Cession globale d’immeuble : la Cour de cassation verrouille l’exclusion du droit de préférence du locataire commercial

Une étape dans l’interprétation du droit de préférence du locataire commercial lors de la vente d’un immeuble ne comprenant qu’un seul local commercial, en s’inscrivant dans la continuité d’une jurisprudence qui privilégie une lecture stricte de l’exception légale prévue par l’article L. 145-46-1 du code de commerce. Civ3, 19 juin 2025, n° 23-17.604

Civ3, 19 juin 2025, n° 23-17.604

Cession globale d’un immeuble comprenant un unique local commercial : la Cour de cassation confirme la stricte exception au droit de préférence du locataire

Introduction : Faits, Problème de droit et Contexte

La question posée à la Cour de cassation dans son arrêt du 19 juin 2025 (n° 23-17.604) portait sur l’application du droit de préférence du locataire commercial prévu à l’article L. 145-46-1 du code de commerce dans l’hypothèse où un immeuble, comprenant un unique local commercial donné à bail, est vendu dans son ensemble, mais où le bail ne porte que sur une fraction de l’immeuble.

Le locataire revendiquait le bénéfice du droit de préférence, tandis que le propriétaire invoquait l’exception prévue par le dernier alinéa de l’article précité, relatif à la « cession globale d’un immeuble comprenant des locaux commerciaux ».

Le cœur du litige résidait donc dans l’interprétation de cette exception : l’expression « cession globale d’un immeuble comprenant des locaux commerciaux » vise-t-elle également le cas où un immeuble ne comporte qu’un seul local commercial, partiellement loué, ou bien le droit de préférence doit-il être purgé au profit du locataire dans cette hypothèse ?
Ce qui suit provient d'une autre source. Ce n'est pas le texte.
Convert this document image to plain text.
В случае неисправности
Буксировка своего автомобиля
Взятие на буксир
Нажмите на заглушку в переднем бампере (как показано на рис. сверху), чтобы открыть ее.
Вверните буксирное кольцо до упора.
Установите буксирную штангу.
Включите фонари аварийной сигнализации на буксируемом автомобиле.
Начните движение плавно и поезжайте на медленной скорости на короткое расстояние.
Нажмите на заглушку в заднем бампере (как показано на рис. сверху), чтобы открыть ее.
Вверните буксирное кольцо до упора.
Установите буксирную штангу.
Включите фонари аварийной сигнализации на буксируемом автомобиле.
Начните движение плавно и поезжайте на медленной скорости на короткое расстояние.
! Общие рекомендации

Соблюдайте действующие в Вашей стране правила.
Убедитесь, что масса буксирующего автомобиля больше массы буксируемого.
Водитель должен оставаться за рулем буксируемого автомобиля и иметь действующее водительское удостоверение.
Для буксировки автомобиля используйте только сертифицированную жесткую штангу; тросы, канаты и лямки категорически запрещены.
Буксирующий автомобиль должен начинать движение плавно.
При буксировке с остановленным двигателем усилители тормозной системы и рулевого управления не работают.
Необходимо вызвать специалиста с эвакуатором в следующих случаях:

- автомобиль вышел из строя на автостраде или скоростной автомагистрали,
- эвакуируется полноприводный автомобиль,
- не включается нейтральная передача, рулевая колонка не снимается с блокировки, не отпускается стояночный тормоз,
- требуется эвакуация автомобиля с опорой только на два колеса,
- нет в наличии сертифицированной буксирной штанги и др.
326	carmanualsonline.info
Évolution jurisprudentielle et antécédents

L’introduction du droit de préférence par la loi Pinel du 18 juin 2014 a suscité de nombreuses interrogations sur son champ d’application, notamment dans les situations de ventes globales d’immeubles ne comportant qu’un seul local commercial. Les travaux parlementaires et les prises de position ministérielles ont opté pour une interprétation stricte des exceptions, en considérant que :
« le droit de préemption n’était pas applicable dans ce cas, car son application viendrait porter une atteinte trop importante au droit de propriété du bailleur, en l’obligeant à céder l’intégralité de l’immeuble au locataire ou à diviser la vente en ne cédant que le local à ce dernier » ("Des réponses ministérielles ont précisé que le droit de préemption n’était pas applicable dans ce cas, car son application viendrait porter une atteinte trop importante au droit de propriété du bailleur, en l’obligeant à céder l’intégralité de l’immeuble au locataire ou à diviser la vente en ne cédant que le local à ce dernier (Rép. Massat : AN 12-4-2016 n° 95592 ; Rép. Quentin : AN 6-12-2016 n° 98594 ; Rép. Fabre : AN 14-8-2018 n° 5054), le ministre de l’économie ajoutant en dernier lieu que, « si la jurisprudence (en l’état peu significative) ne confirmait pas cette interprétation, il appartiendra au législateur de préciser le texte dans ce sens » (Rép. Marseille : Sén. 22-4-2021 n° 21155).").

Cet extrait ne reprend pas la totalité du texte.